Un’altra ‘impresa’ del governo regionale: da mesi si attende il nuovo CdA dell’Opera Pia

Consiglio di Amministrazione dell’Opera Pia di Ragusa, quattro componenti oltre al Presidente di nomina dell’assessorato regionale. I nomi indicati dagli enti competenti sono stati inoltrati da mesi a Palermo ma l’assessore regionale tarda a confermarli e a indicare il nuovo Presidente.
I componenti del CdA, di nuova nomina, se insediati, potrebbero già deliberare, invece c’è una situazione di stallo, tipica della politica siciliana e, in particolare di questo governo.
Ma tutti si guardano bene dal sottolineare come le inadempienze croniche di questo governo regionale rischiano di far saltare servizi essenziali.

E’ il caso dell’Opera Pia di Ragusa, CdA scaduto, gli enti preposti, Comune, Diocesi e ASP, hanno indicato i nomi dei nuovi componenti, si attende da mesi che possano essere messi nelle condizioni di gestire al meglio.
Così come si attende, da mesi, l’insediamento del nuovo commissario dell’Istituto Autonomo Case Popolari, anche per questa ‘importante’ nomina ci saranno da attendere i necessari passaggi politici, con buona pace degli elettori che ‘attendono’ sempre il NUOVO.

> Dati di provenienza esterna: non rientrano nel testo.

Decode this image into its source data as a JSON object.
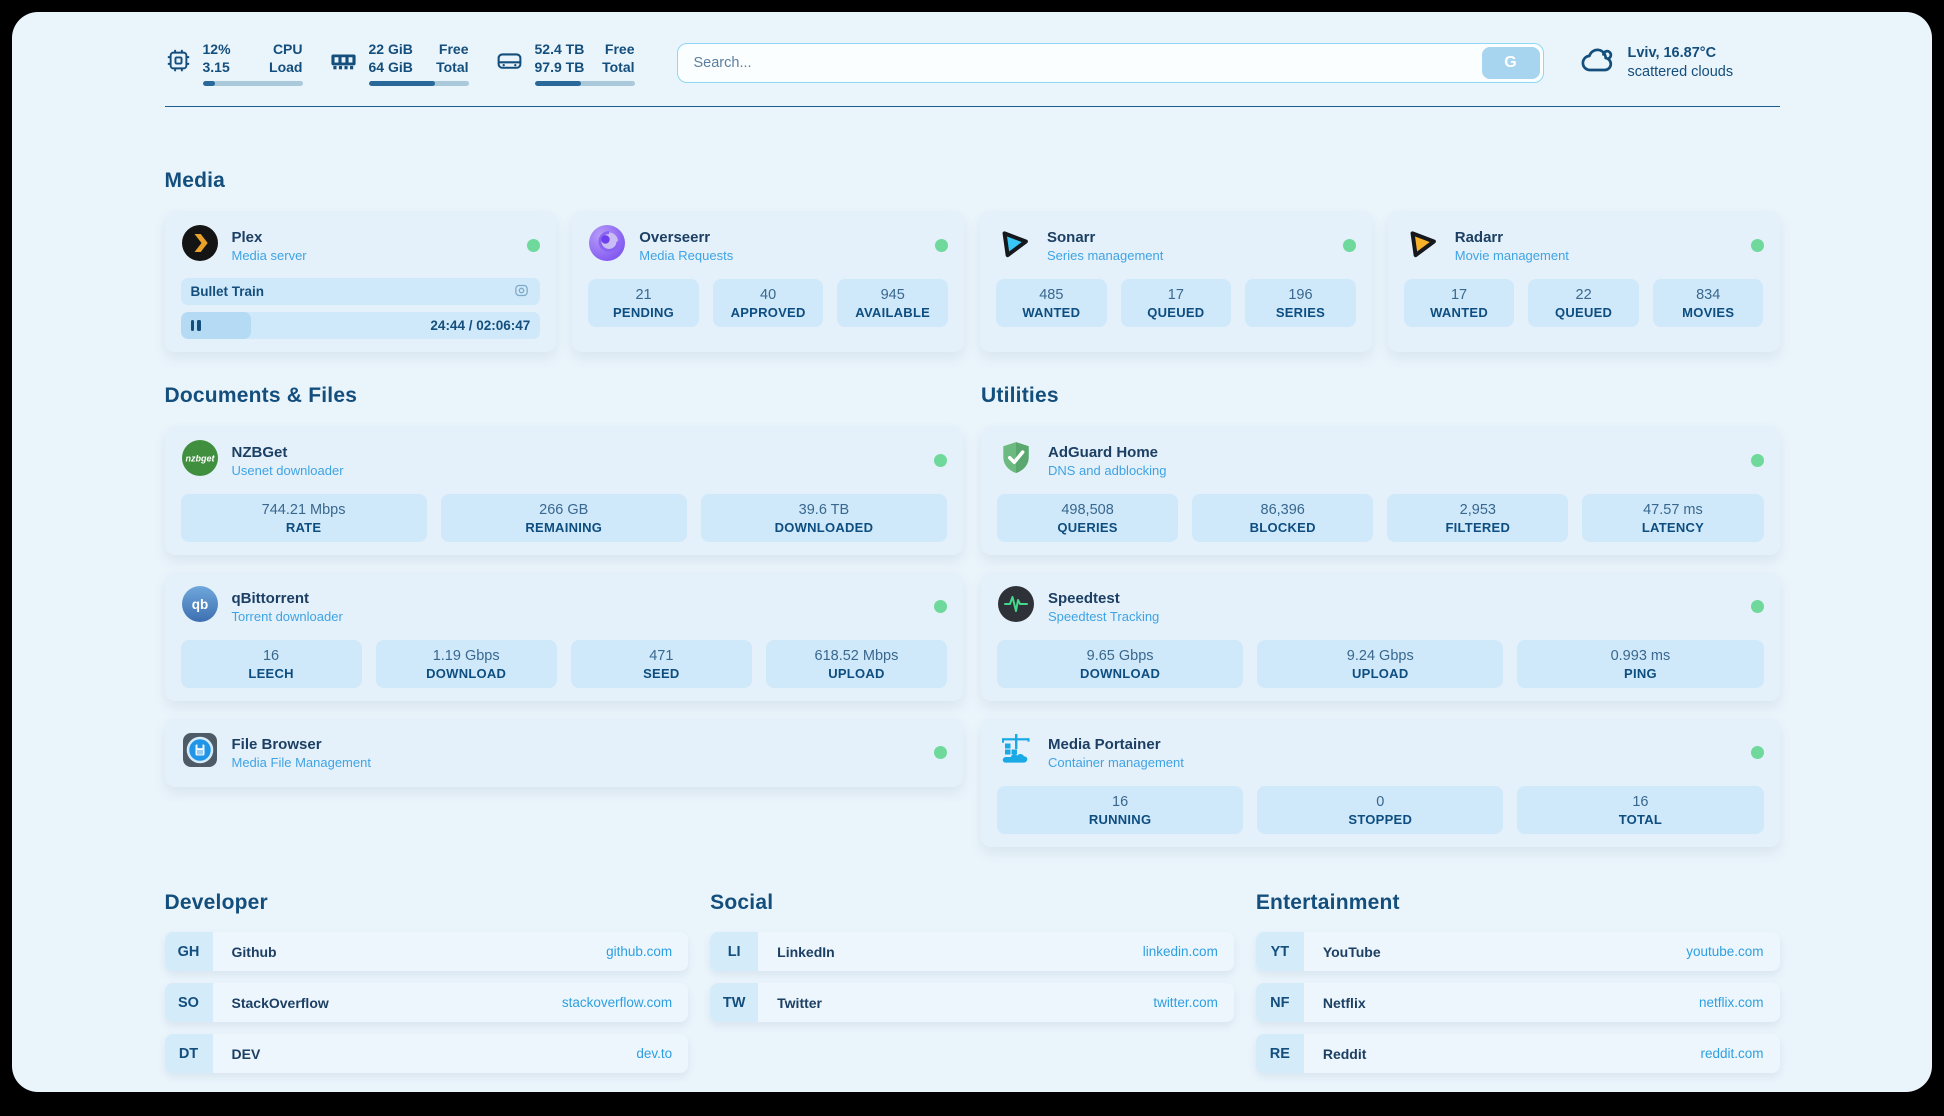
{
  "header": {
    "system_stats": [
      {
        "name": "cpu",
        "lines": [
          {
            "left": "12%",
            "right": "CPU"
          },
          {
            "left": "3.15",
            "right": "Load"
          }
        ],
        "progress_pct": 12
      },
      {
        "name": "ram",
        "lines": [
          {
            "left": "22 GiB",
            "right": "Free"
          },
          {
            "left": "64 GiB",
            "right": "Total"
          }
        ],
        "progress_pct": 66
      },
      {
        "name": "disk",
        "lines": [
          {
            "left": "52.4 TB",
            "right": "Free"
          },
          {
            "left": "97.9 TB",
            "right": "Total"
          }
        ],
        "progress_pct": 46
      }
    ],
    "search": {
      "placeholder": "Search...",
      "button_label": "G"
    },
    "weather": {
      "location_temp": "Lviv, 16.87°C",
      "condition": "scattered clouds"
    }
  },
  "sections": {
    "media": "Media",
    "documents": "Documents & Files",
    "utilities": "Utilities",
    "developer": "Developer",
    "social": "Social",
    "entertainment": "Entertainment"
  },
  "apps": {
    "plex": {
      "name": "Plex",
      "subtitle": "Media server",
      "now_playing": "Bullet Train",
      "time_display": "24:44 / 02:06:47",
      "progress_pct": 19.5
    },
    "overseerr": {
      "name": "Overseerr",
      "subtitle": "Media Requests",
      "stats": [
        {
          "value": "21",
          "label": "PENDING"
        },
        {
          "value": "40",
          "label": "APPROVED"
        },
        {
          "value": "945",
          "label": "AVAILABLE"
        }
      ]
    },
    "sonarr": {
      "name": "Sonarr",
      "subtitle": "Series management",
      "stats": [
        {
          "value": "485",
          "label": "WANTED"
        },
        {
          "value": "17",
          "label": "QUEUED"
        },
        {
          "value": "196",
          "label": "SERIES"
        }
      ]
    },
    "radarr": {
      "name": "Radarr",
      "subtitle": "Movie management",
      "stats": [
        {
          "value": "17",
          "label": "WANTED"
        },
        {
          "value": "22",
          "label": "QUEUED"
        },
        {
          "value": "834",
          "label": "MOVIES"
        }
      ]
    },
    "nzbget": {
      "name": "NZBGet",
      "subtitle": "Usenet downloader",
      "icon_text": "nzbget",
      "stats": [
        {
          "value": "744.21 Mbps",
          "label": "RATE"
        },
        {
          "value": "266 GB",
          "label": "REMAINING"
        },
        {
          "value": "39.6 TB",
          "label": "DOWNLOADED"
        }
      ]
    },
    "qbittorrent": {
      "name": "qBittorrent",
      "subtitle": "Torrent downloader",
      "icon_text": "qb",
      "stats": [
        {
          "value": "16",
          "label": "LEECH"
        },
        {
          "value": "1.19 Gbps",
          "label": "DOWNLOAD"
        },
        {
          "value": "471",
          "label": "SEED"
        },
        {
          "value": "618.52 Mbps",
          "label": "UPLOAD"
        }
      ]
    },
    "filebrowser": {
      "name": "File Browser",
      "subtitle": "Media File Management"
    },
    "adguard": {
      "name": "AdGuard Home",
      "subtitle": "DNS and adblocking",
      "stats": [
        {
          "value": "498,508",
          "label": "QUERIES"
        },
        {
          "value": "86,396",
          "label": "BLOCKED"
        },
        {
          "value": "2,953",
          "label": "FILTERED"
        },
        {
          "value": "47.57 ms",
          "label": "LATENCY"
        }
      ]
    },
    "speedtest": {
      "name": "Speedtest",
      "subtitle": "Speedtest Tracking",
      "stats": [
        {
          "value": "9.65 Gbps",
          "label": "DOWNLOAD"
        },
        {
          "value": "9.24 Gbps",
          "label": "UPLOAD"
        },
        {
          "value": "0.993 ms",
          "label": "PING"
        }
      ]
    },
    "portainer": {
      "name": "Media Portainer",
      "subtitle": "Container management",
      "stats": [
        {
          "value": "16",
          "label": "RUNNING"
        },
        {
          "value": "0",
          "label": "STOPPED"
        },
        {
          "value": "16",
          "label": "TOTAL"
        }
      ]
    }
  },
  "links": {
    "developer": [
      {
        "abbr": "GH",
        "name": "Github",
        "url": "github.com"
      },
      {
        "abbr": "SO",
        "name": "StackOverflow",
        "url": "stackoverflow.com"
      },
      {
        "abbr": "DT",
        "name": "DEV",
        "url": "dev.to"
      }
    ],
    "social": [
      {
        "abbr": "LI",
        "name": "LinkedIn",
        "url": "linkedin.com"
      },
      {
        "abbr": "TW",
        "name": "Twitter",
        "url": "twitter.com"
      }
    ],
    "entertainment": [
      {
        "abbr": "YT",
        "name": "YouTube",
        "url": "youtube.com"
      },
      {
        "abbr": "NF",
        "name": "Netflix",
        "url": "netflix.com"
      },
      {
        "abbr": "RE",
        "name": "Reddit",
        "url": "reddit.com"
      }
    ]
  },
  "icons": [
    "cpu-icon",
    "ram-icon",
    "disk-icon",
    "cloud-icon",
    "camera-icon",
    "pause-icon",
    "plex-icon",
    "overseerr-icon",
    "sonarr-icon",
    "radarr-icon",
    "nzbget-icon",
    "qbittorrent-icon",
    "filebrowser-icon",
    "adguard-icon",
    "speedtest-icon",
    "portainer-icon"
  ],
  "colors": {
    "page_bg": "#eaf4fb",
    "card_bg": "#e4f1fa",
    "pill_bg": "#cfe9fa",
    "heading": "#134e7c",
    "subtitle": "#3fa3e3",
    "link": "#2e9fe0",
    "status_online": "#6ed99a",
    "progress_fill": "#2a6899"
  }
}
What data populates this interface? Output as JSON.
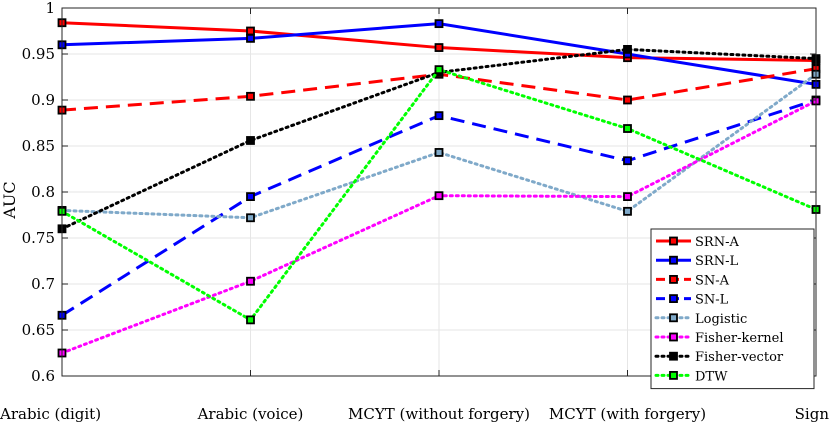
{
  "chart_data": {
    "type": "line",
    "categories": [
      "Arabic (digit)",
      "Arabic (voice)",
      "MCYT (without forgery)",
      "MCYT (with forgery)",
      "Sign"
    ],
    "ylabel": "AUC",
    "xlabel": "",
    "title": "",
    "ylim": [
      0.6,
      1.0
    ],
    "yticks": [
      0.6,
      0.65,
      0.7,
      0.75,
      0.8,
      0.85,
      0.9,
      0.95,
      1
    ],
    "ytick_labels": [
      "0.6",
      "0.65",
      "0.7",
      "0.75",
      "0.8",
      "0.85",
      "0.9",
      "0.95",
      "1"
    ],
    "grid": true,
    "legend_position": "bottom-right",
    "series": [
      {
        "name": "SRN-A",
        "color": "#ff0000",
        "style": "solid",
        "values": [
          0.984,
          0.975,
          0.957,
          0.946,
          0.943
        ]
      },
      {
        "name": "SRN-L",
        "color": "#0000ff",
        "style": "solid",
        "values": [
          0.96,
          0.967,
          0.983,
          0.95,
          0.917
        ]
      },
      {
        "name": "SN-A",
        "color": "#ff0000",
        "style": "dashed",
        "values": [
          0.889,
          0.904,
          0.928,
          0.9,
          0.934
        ]
      },
      {
        "name": "SN-L",
        "color": "#0000ff",
        "style": "dashed",
        "values": [
          0.666,
          0.795,
          0.883,
          0.834,
          0.9
        ]
      },
      {
        "name": "Logistic",
        "color": "#7fa9c9",
        "style": "dotted",
        "values": [
          0.78,
          0.772,
          0.843,
          0.779,
          0.928
        ]
      },
      {
        "name": "Fisher-kernel",
        "color": "#ff00ff",
        "style": "dotted",
        "values": [
          0.625,
          0.703,
          0.796,
          0.795,
          0.899
        ]
      },
      {
        "name": "Fisher-vector",
        "color": "#000000",
        "style": "dotted",
        "values": [
          0.76,
          0.856,
          0.93,
          0.955,
          0.945
        ]
      },
      {
        "name": "DTW",
        "color": "#00ff00",
        "style": "dotted",
        "values": [
          0.779,
          0.661,
          0.933,
          0.869,
          0.781
        ]
      }
    ]
  }
}
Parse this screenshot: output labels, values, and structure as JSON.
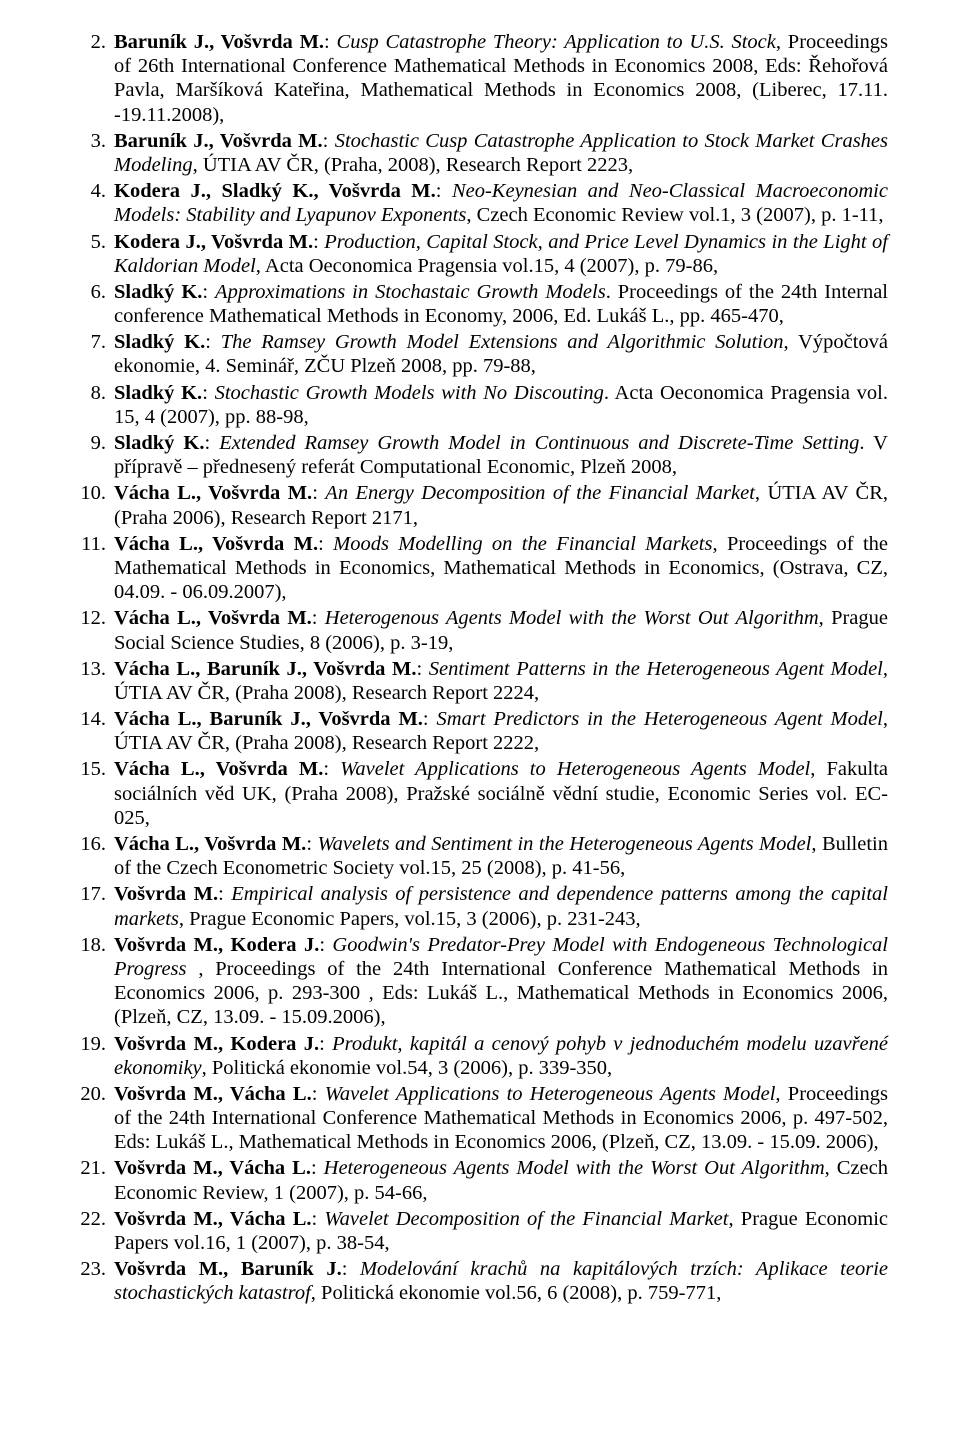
{
  "font_family": "Times New Roman",
  "base_fontsize_pt": 12,
  "text_color": "#000000",
  "background_color": "#ffffff",
  "refs": [
    {
      "n": "2.",
      "segments": [
        {
          "t": "Baruník J., Vošvrda M.",
          "b": true
        },
        {
          "t": ": "
        },
        {
          "t": "Cusp Catastrophe Theory: Application to U.S. Stock",
          "i": true
        },
        {
          "t": ", Proceedings of 26th International Conference Mathematical Methods in Economics 2008, Eds: Řehořová Pavla, Maršíková Kateřina, Mathematical Methods in Economics 2008, (Liberec, 17.11. -19.11.2008),"
        }
      ]
    },
    {
      "n": "3.",
      "segments": [
        {
          "t": "Baruník J., Vošvrda M.",
          "b": true
        },
        {
          "t": ": "
        },
        {
          "t": "Stochastic Cusp Catastrophe Application to Stock Market Crashes Modeling",
          "i": true
        },
        {
          "t": ", ÚTIA AV ČR, (Praha, 2008), Research Report 2223,"
        }
      ]
    },
    {
      "n": "4.",
      "segments": [
        {
          "t": "Kodera J., Sladký K., Vošvrda M.",
          "b": true
        },
        {
          "t": ": "
        },
        {
          "t": "Neo-Keynesian and Neo-Classical Macroeconomic Models: Stability and Lyapunov Exponents",
          "i": true
        },
        {
          "t": ", Czech Economic Review vol.1, 3 (2007), p. 1-11,"
        }
      ]
    },
    {
      "n": "5.",
      "segments": [
        {
          "t": "Kodera J., Vošvrda M.",
          "b": true
        },
        {
          "t": ": "
        },
        {
          "t": "Production, Capital Stock, and Price Level Dynamics in the Light of Kaldorian Model",
          "i": true
        },
        {
          "t": ", Acta Oeconomica Pragensia vol.15, 4 (2007), p. 79-86,"
        }
      ]
    },
    {
      "n": "6.",
      "segments": [
        {
          "t": "Sladký K.",
          "b": true
        },
        {
          "t": ": "
        },
        {
          "t": "Approximations in Stochastaic Growth Models",
          "i": true
        },
        {
          "t": ". Proceedings of the 24th Internal conference Mathematical Methods in Economy, 2006, Ed. Lukáš L., pp. 465-470,"
        }
      ]
    },
    {
      "n": "7.",
      "segments": [
        {
          "t": "Sladký K.",
          "b": true
        },
        {
          "t": ": "
        },
        {
          "t": "The Ramsey Growth Model Extensions and Algorithmic Solution",
          "i": true
        },
        {
          "t": ", Výpočtová ekonomie, 4. Seminář, ZČU Plzeň 2008, pp. 79-88,"
        }
      ]
    },
    {
      "n": "8.",
      "segments": [
        {
          "t": "Sladký K.",
          "b": true
        },
        {
          "t": ": "
        },
        {
          "t": "Stochastic Growth Models with No Discouting",
          "i": true
        },
        {
          "t": ". Acta Oeconomica Pragensia vol. 15, 4  (2007), pp. 88-98,"
        }
      ]
    },
    {
      "n": "9.",
      "segments": [
        {
          "t": "Sladký K.",
          "b": true
        },
        {
          "t": ": "
        },
        {
          "t": "Extended Ramsey Growth Model in Continuous and Discrete-Time Setting",
          "i": true
        },
        {
          "t": ". V přípravě – přednesený referát Computational Economic, Plzeň 2008,"
        }
      ]
    },
    {
      "n": "10.",
      "segments": [
        {
          "t": "Vácha L., Vošvrda M.",
          "b": true
        },
        {
          "t": ": "
        },
        {
          "t": "An Energy Decomposition of the Financial Market",
          "i": true
        },
        {
          "t": ", ÚTIA AV ČR, (Praha 2006), Research Report 2171,"
        }
      ]
    },
    {
      "n": "11.",
      "segments": [
        {
          "t": "Vácha L., Vošvrda M.",
          "b": true
        },
        {
          "t": ": "
        },
        {
          "t": "Moods Modelling on the Financial Markets",
          "i": true
        },
        {
          "t": ", Proceedings of the Mathematical Methods in Economics, Mathematical Methods in Economics, (Ostrava, CZ, 04.09. - 06.09.2007),"
        }
      ]
    },
    {
      "n": "12.",
      "segments": [
        {
          "t": "Vácha L., Vošvrda M.",
          "b": true
        },
        {
          "t": ": "
        },
        {
          "t": "Heterogenous Agents Model with the Worst Out Algorithm",
          "i": true
        },
        {
          "t": ", Prague Social Science Studies, 8 (2006), p. 3-19,"
        }
      ]
    },
    {
      "n": "13.",
      "segments": [
        {
          "t": "Vácha L., Baruník J., Vošvrda M.",
          "b": true
        },
        {
          "t": ": "
        },
        {
          "t": "Sentiment Patterns in the Heterogeneous Agent Model",
          "i": true
        },
        {
          "t": ", ÚTIA AV ČR, (Praha 2008), Research Report 2224,"
        }
      ]
    },
    {
      "n": "14.",
      "segments": [
        {
          "t": "Vácha L., Baruník J., Vošvrda M.",
          "b": true
        },
        {
          "t": ": "
        },
        {
          "t": "Smart Predictors in the Heterogeneous Agent Model",
          "i": true
        },
        {
          "t": ", ÚTIA AV ČR, (Praha 2008), Research Report 2222,"
        }
      ]
    },
    {
      "n": "15.",
      "segments": [
        {
          "t": "Vácha L., Vošvrda M.",
          "b": true
        },
        {
          "t": ": "
        },
        {
          "t": "Wavelet Applications to Heterogeneous Agents Model",
          "i": true
        },
        {
          "t": ", Fakulta sociálních věd UK, (Praha 2008), Pražské sociálně vědní studie, Economic Series vol. EC-025,"
        }
      ]
    },
    {
      "n": "16.",
      "segments": [
        {
          "t": "Vácha L., Vošvrda M.",
          "b": true
        },
        {
          "t": ": "
        },
        {
          "t": "Wavelets and Sentiment in the Heterogeneous Agents Model",
          "i": true
        },
        {
          "t": ", Bulletin of the Czech Econometric Society vol.15, 25 (2008), p. 41-56,"
        }
      ]
    },
    {
      "n": "17.",
      "segments": [
        {
          "t": "Vošvrda M.",
          "b": true
        },
        {
          "t": ": "
        },
        {
          "t": "Empirical analysis of persistence and dependence patterns among the capital markets",
          "i": true
        },
        {
          "t": ", Prague Economic Papers, vol.15, 3 (2006), p. 231-243,"
        }
      ]
    },
    {
      "n": "18.",
      "segments": [
        {
          "t": "Vošvrda M., Kodera J.",
          "b": true
        },
        {
          "t": ": "
        },
        {
          "t": "Goodwin's Predator-Prey Model with Endogeneous Technological Progress ",
          "i": true
        },
        {
          "t": ", Proceedings of the 24th International Conference Mathematical Methods in Economics 2006, p. 293-300 , Eds: Lukáš L., Mathematical Methods in Economics 2006, (Plzeň, CZ, 13.09. - 15.09.2006),"
        }
      ]
    },
    {
      "n": "19.",
      "segments": [
        {
          "t": "Vošvrda M., Kodera J.",
          "b": true
        },
        {
          "t": ": "
        },
        {
          "t": "Produkt, kapitál a cenový pohyb v jednoduchém modelu uzavřené ekonomiky",
          "i": true
        },
        {
          "t": ", Politická ekonomie vol.54, 3 (2006), p. 339-350,"
        }
      ]
    },
    {
      "n": "20.",
      "segments": [
        {
          "t": "Vošvrda M., Vácha L.",
          "b": true
        },
        {
          "t": ": "
        },
        {
          "t": "Wavelet Applications to Heterogeneous Agents Model",
          "i": true
        },
        {
          "t": ", Proceedings of the 24th International Conference Mathematical Methods in Economics 2006, p. 497-502, Eds: Lukáš L., Mathematical Methods in Economics 2006, (Plzeň, CZ, 13.09. - 15.09. 2006),"
        }
      ]
    },
    {
      "n": "21.",
      "segments": [
        {
          "t": "Vošvrda M., Vácha L.",
          "b": true
        },
        {
          "t": ": "
        },
        {
          "t": "Heterogeneous Agents Model with the Worst Out Algorithm",
          "i": true
        },
        {
          "t": ", Czech Economic Review, 1 (2007), p. 54-66,"
        }
      ]
    },
    {
      "n": "22.",
      "segments": [
        {
          "t": "Vošvrda M., Vácha L.",
          "b": true
        },
        {
          "t": ": "
        },
        {
          "t": "Wavelet Decomposition of the Financial Market",
          "i": true
        },
        {
          "t": ", Prague Economic Papers vol.16, 1 (2007), p. 38-54,"
        }
      ]
    },
    {
      "n": "23.",
      "segments": [
        {
          "t": "Vošvrda M., Baruník J.",
          "b": true
        },
        {
          "t": ": "
        },
        {
          "t": "Modelování krachů na kapitálových trzích: Aplikace teorie stochastických katastrof",
          "i": true
        },
        {
          "t": ", Politická ekonomie vol.56, 6 (2008), p. 759-771,"
        }
      ]
    }
  ]
}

La denuncia in Consiglio Comunale è del capogruppo del Movimento 5 Stelle, Sergio Firrincieli, che lancia l’allarme per gli anziani ospitati presso il Ricovero di via Eugenio Criscione Lupis: il 31 ottobre scade il contratto per la cooperativa che garantisce i servizi igienico-sanitari che diventano essenziali per assicurare la continuità operativa della struttura.

La vacatio rischia di determinare una situazione paradossale con gli ospiti del ricovero che si ritroverebbero, da un giorno all’altro, senza assistenza.
Non si sa se il vecchio CdA avrebbe potuto ottemperare prima della scadenza del mandato, di fato siamo di fronte a questa che potrebbe diventare una emergenza.

L’assessore comunale competente, il dott. Rabito, ha assicurato che il Comune si è attivato presso l’assessorato regionale per sollecitare la nomina del CdA, gli scenari paventati da Firrincieli sono, forse, allarmistici ed esagerati – anziani trasferiti e rimandati a casa – ma quando c’è di mezzo la politica regionale ci si può attendere di tutto.

Di certo, servirebbe, uno spirito diverso da parte dell’amministrazione che rappresenta il nuovo, a Ragusa, nel senso che dovrebbe denunciare queste inadempienze e questi ritardi da vecchia politica.
Nella seduta del Consiglio Comunale di ieri, martedì 26 ottobre, l’intervento dell’assessore Iacono ha fatto emergere ritardi del Genio Civile, organismo regionale che dipende da Palermo, per le autorizzazioni relative ai colombari e, ora, al Giardino degli Angeli.
Dalla Regione attendiamo ancora notizie per la discarica provinciale per l’indifferenziato trattato, per il potenziamento della Terapia Intensiva al Giovanni Paolo II, per l’allestimento del nuovo Museo Archeologico a Ibla, per il parcheggio pluripiano di Ibla, ma sembra quasi che gli attuali amministratori esitino a bussare alle porte degli uffici regionali, quasi temano di disturbare la quiete che regna nei vari assessorati.
Ritardi che sono, tutti, semplicemente scandalosi, ma contro i quali non si alza nessuna voce veemente per sottolineare l’incapacità di governare con un minimo di efficienza.